Mr. Tom ich selber geh bei Casein bis auf 10% und wir sind zu Zwölft. E Dabei vertonere ich schon um die 400kg! Einen kleinen Rechenfehler hast Du auch, bei 5% sind es nur 6000 kg! Und wenn Du Angst hast mein Zeug wird zu Alt, brauchst Du nicht. Meine ganzen Zutaten sind in einem Kühlraum bei 1°C gelagert. Ich packe alles nach dem Kauf um und Vakuumiere es in einen Gewerbegerät. Das mache ich auch mit meinen Boilies. Die werden zwar etwas eckig dabei, aber es zieht das Aroma wieder von innen an die Oberfläche.


----------



## MrTom (17. Februar 2006)

*AW: Harter Boilie*



> Einen kleinen Rechenfehler hast Du auch, bei 5% sind es nur 6000 kg!


Na das halte ich aber für ein Gerücht 


> Wenn ich mal von so ca 5% Casein im Mix ausgehe sind das 6000kg Mix im Jahr


mfg Thomas


----------



## graetenjaeger (17. Februar 2006)

*AW: Harter Boilie*

Ja, Pilkman. Bei den riesen Schupverbänden (bis zu 2500 to) die im Main rumschippern ist es teils schon gigantisch was die an Wasser wegziehen. Ist teils so das wenn einer ankommt, das Wasser erstmal um einen dreiviertelmeter sinkt, wenn er dann vorbei ist steigt es im schlimmsten Fall kurz übers Ufer. Mit Fertigknödel kannste da einpacken!


----------



## graetenjaeger (17. Februar 2006)

*AW: Harter Boilie*

Mr. Tom, dann schau mal DU hast aber 8000-9000kg geschrieben.

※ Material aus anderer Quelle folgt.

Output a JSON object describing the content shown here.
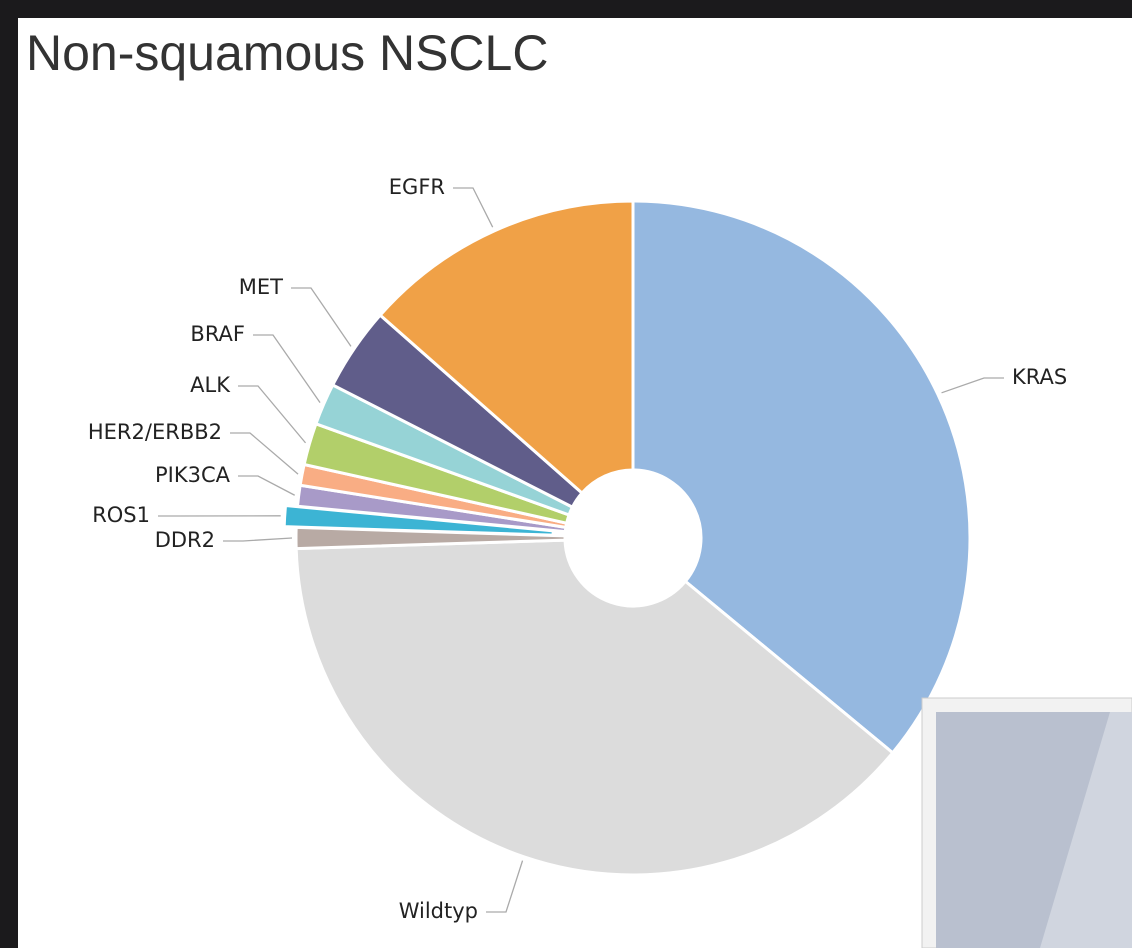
{
  "chart_data": {
    "type": "pie",
    "title": "Non-squamous NSCLC",
    "categories": [
      "KRAS",
      "Wildtyp",
      "DDR2",
      "ROS1",
      "PIK3CA",
      "HER2/ERBB2",
      "ALK",
      "BRAF",
      "MET",
      "EGFR"
    ],
    "values": [
      36,
      38.5,
      1,
      1,
      1,
      1,
      2,
      2,
      4,
      13.5
    ],
    "colors": [
      "#95b8e0",
      "#dcdcdc",
      "#b8aaa4",
      "#3cb4d4",
      "#a89ac8",
      "#f9ad84",
      "#b2cf6a",
      "#96d3d6",
      "#605d8a",
      "#f0a147"
    ],
    "exploded": [
      "ROS1"
    ]
  }
}
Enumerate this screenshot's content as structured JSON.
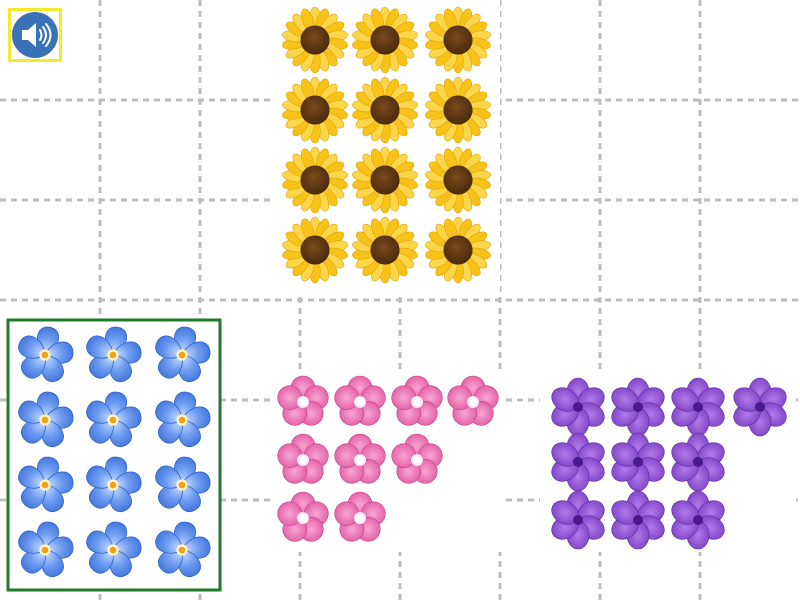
{
  "groups": [
    {
      "count": 12
    },
    {
      "count": 12
    },
    {
      "count": 9
    },
    {
      "count": 10
    }
  ]
}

Aber lassen wir es jetzt! Weiß den keiner wo oder wie man das Zeug vernünftig beziehen kann?


----------



## graetenjaeger (17. Februar 2006)

*AW: Harter Boilie*



			
				MrTom schrieb:
			
		

> Wenn ich mal von so ca 5% Casein im Mix ausgehe sind das 6000kg Mix im Jahr, was dann so ca 8000-9000kg Boilies ergeben dürfte.
> 
> Hast du geschrieben.


----------



## martin k (17. Februar 2006)

*AW: Harter Boilie*

Hi!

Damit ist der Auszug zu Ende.